As planting progresses in a field, Lambrecht said units installed with computerized sensors record “thousands of readings,” including soil temperature, furrow moisture and percentage of organic matter. On-the-go management decisions can immediately be made or the data can be downloaded onto a flash drive for use on a home computer, he said.

Lambrecht helped man the seed meter station.

“The heartbeat of the planting operation is the meter,” he said. “If it’s not performing properly, it is costing the producer money.”

Zierke said inputs need to be maximized during planting to be profitable, in turn, maximizing what the plant and soil are capable of.

But even with the most sophisticated technology and equipment, a producer needs to be aware of such basics as regular maintenance and proper equipment adjustments. Also key, Zierke said, is a pre-planting check of all parts of the equipment and fine-tuning them for optimal performance.

Weather and schedules permitting, Northeast ag students will be involved with upcoming plantings on the College farm.

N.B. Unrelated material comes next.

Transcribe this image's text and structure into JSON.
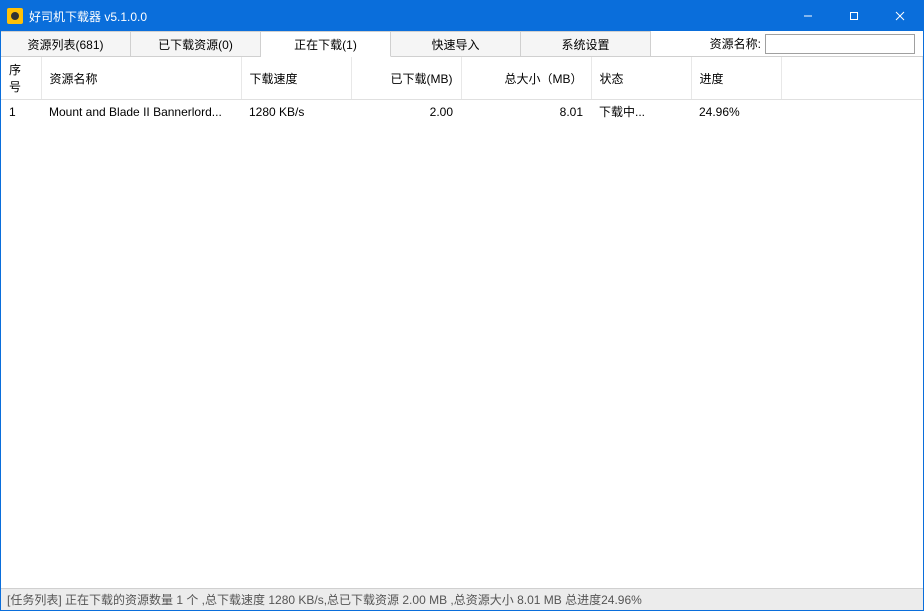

Byerly said, “These students are the future of agriculture, whether the next generation of producers or agronomists; one might be a geneticist who discovers something major.”


                                                                        --###--

 

          PHOTO CUTLINE

 

Three agricultural majors (from left) at Northeast Community College in Norfolk and precision agriculture instructor Chris Burbach listen as Keith Byerly with Central Valley Ag discusses potential problems when planting into compacted soil. CVA staff recently conducted the third annual Spring Planter Clinic at the Chuck M. Pohlman Agriculture Complex on the Norfolk campus for ag students and the public.